A murder mystery that has completely baffled the police came to light last Friday with the discovery of a woman's mutilated body floating in the Hudson River at Woodcliff, N. J. The arms, legs and head had been cut off and the remainder of the body had been tied up in pillow ticking and brown paper, bound with heavy manila cord and a cloth covered wire similar to that used in millinery manufacturing.
The body was found by Alfred Bann, eleven years old, and his sister Mary, eighteen years old, both of Woodcliff.
An autopsy performed by County Physician George W. King and his assistant, Dr. A. P. Harking, at the Hoboken morgue, showed the lungs free of water and the heart empty of blood. Their conclusions were that the woman was murdered, supposedly by stabbing, dismembered and the different parts of the body disposed of.
Dr. King said the woman was about thirty years old, of light complexion, 5 feet 4 inches tall, and weighed about 130 pounds.
"The person who dismembered the body," said Dr. King, "knew something about anatomy. I do not think that he was a medical man, for in that case he probably would have punctured the lungs to cause the torso to sink. The head, legs and arms, I think, were thrown overboard, and are probably at the bottom of the Hudson.

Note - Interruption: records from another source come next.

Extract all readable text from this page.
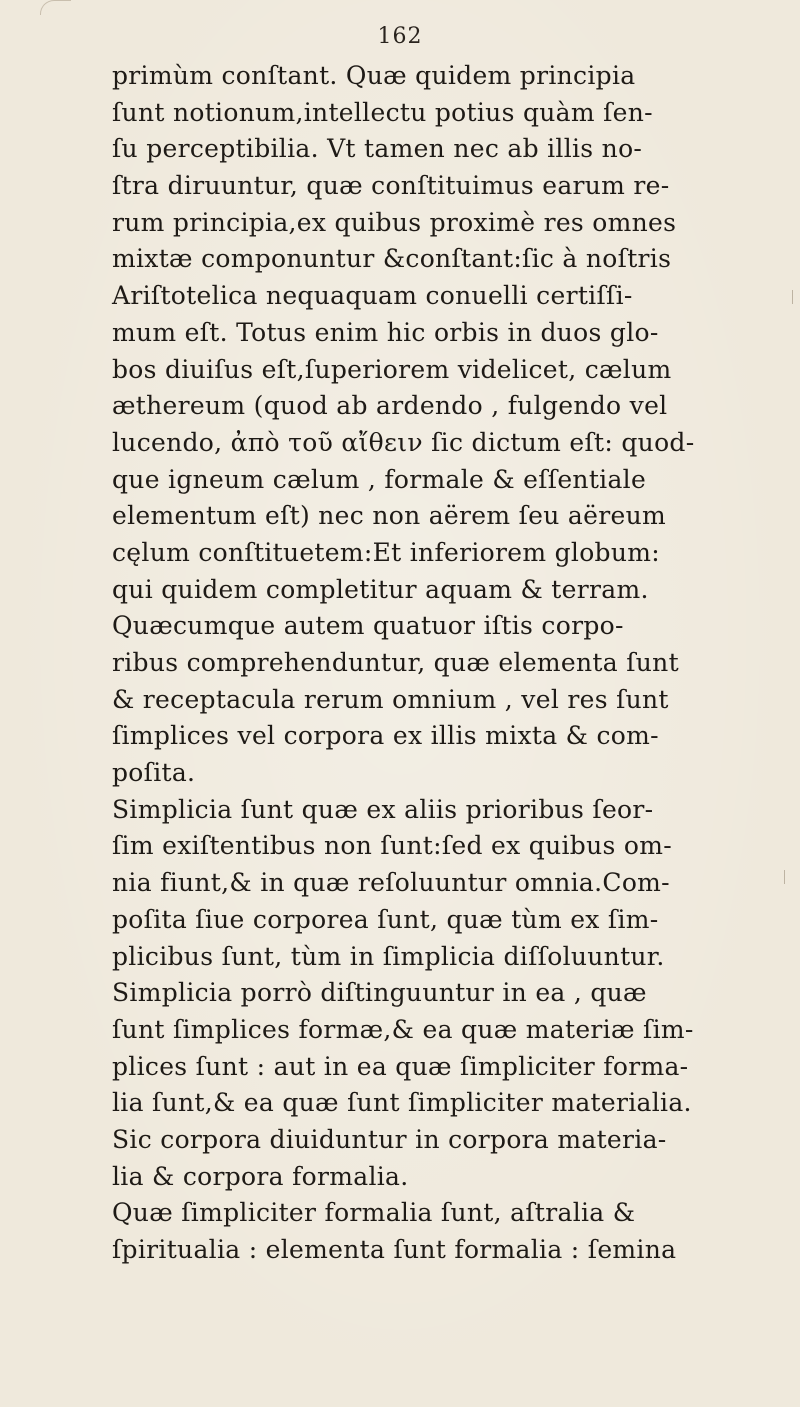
162
primùm conſtant. Quæ quidem principia
ſunt notionum,intellectu potius quàm ſen-
ſu perceptibilia. Vt tamen nec ab illis no-
ſtra diruuntur, quæ conſtituimus earum re-
rum principia,ex quibus proximè res omnes
mixtæ componuntur &conſtant:ſic à noſtris
Ariſtotelica nequaquam conuelli certiſſi-
mum eſt. Totus enim hic orbis in duos glo-
bos diuiſus eſt,ſuperiorem videlicet, cælum
æthereum (quod ab ardendo , fulgendo vel
lucendo, ἀπὸ τοῦ αἴθειν ſic dictum eſt: quod-
que igneum cælum , formale & eſſentiale
elementum eſt) nec non aërem ſeu aëreum
cęlum conſtituetem:Et inferiorem globum:
qui quidem completitur aquam & terram.
Quæcumque autem quatuor iſtis corpo-
ribus comprehenduntur, quæ elementa ſunt
& receptacula rerum omnium , vel res ſunt
ſimplices vel corpora ex illis mixta & com-
poſita.
Simplicia ſunt quæ ex aliis prioribus ſeor-
ſim exiſtentibus non ſunt:ſed ex quibus om-
nia fiunt,& in quæ reſoluuntur omnia.Com-
poſita ſiue corporea ſunt, quæ tùm ex ſim-
plicibus ſunt, tùm in ſimplicia diſſoluuntur.
Simplicia porrò diſtinguuntur in ea , quæ
ſunt ſimplices formæ,& ea quæ materiæ ſim-
plices ſunt : aut in ea quæ ſimpliciter forma-
lia ſunt,& ea quæ ſunt ſimpliciter materialia.
Sic corpora diuiduntur in corpora materia-
lia & corpora formalia.
Quæ ſimpliciter formalia ſunt, aſtralia &
ſpiritualia : elementa ſunt formalia : ſemina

"The dissecting was neatly done. The flesh was cut clean and the bones show evidence of having been sawn. There is little likelihood that the body came from a dissecting table. There were no marks of violence, and the only means of identification resemble birth marks. On the right shoulder there are three small dots in a line. They are bluish and look like tattoo marks."
The only clew [sic] on which the prosecutor has to work is a trade mark, "Robinson-Roders, Newark," found on the pillow case. This is of ordinary striped ticking and has a flower design. Detective William J. Charlock, of the prosecutor's office of Hudson County, found the Robinson firm at No. 27 New Jersey avenue, Newark. He learned that the ticking closely resembled a lot manufactured to order.
North and south of where the body was found are settlements of foreigners employed in the factories at Edgewater and Sunnyside. No one has been reported missing in that locality. The authorities point out that the body could have been thrown from a boat or wharf. That it had not been in the water for more than three days was shown by the state of preservation.
Woman's Headless Body Found in River, The New York Tribune, 7 September 1913, page 1, column 6.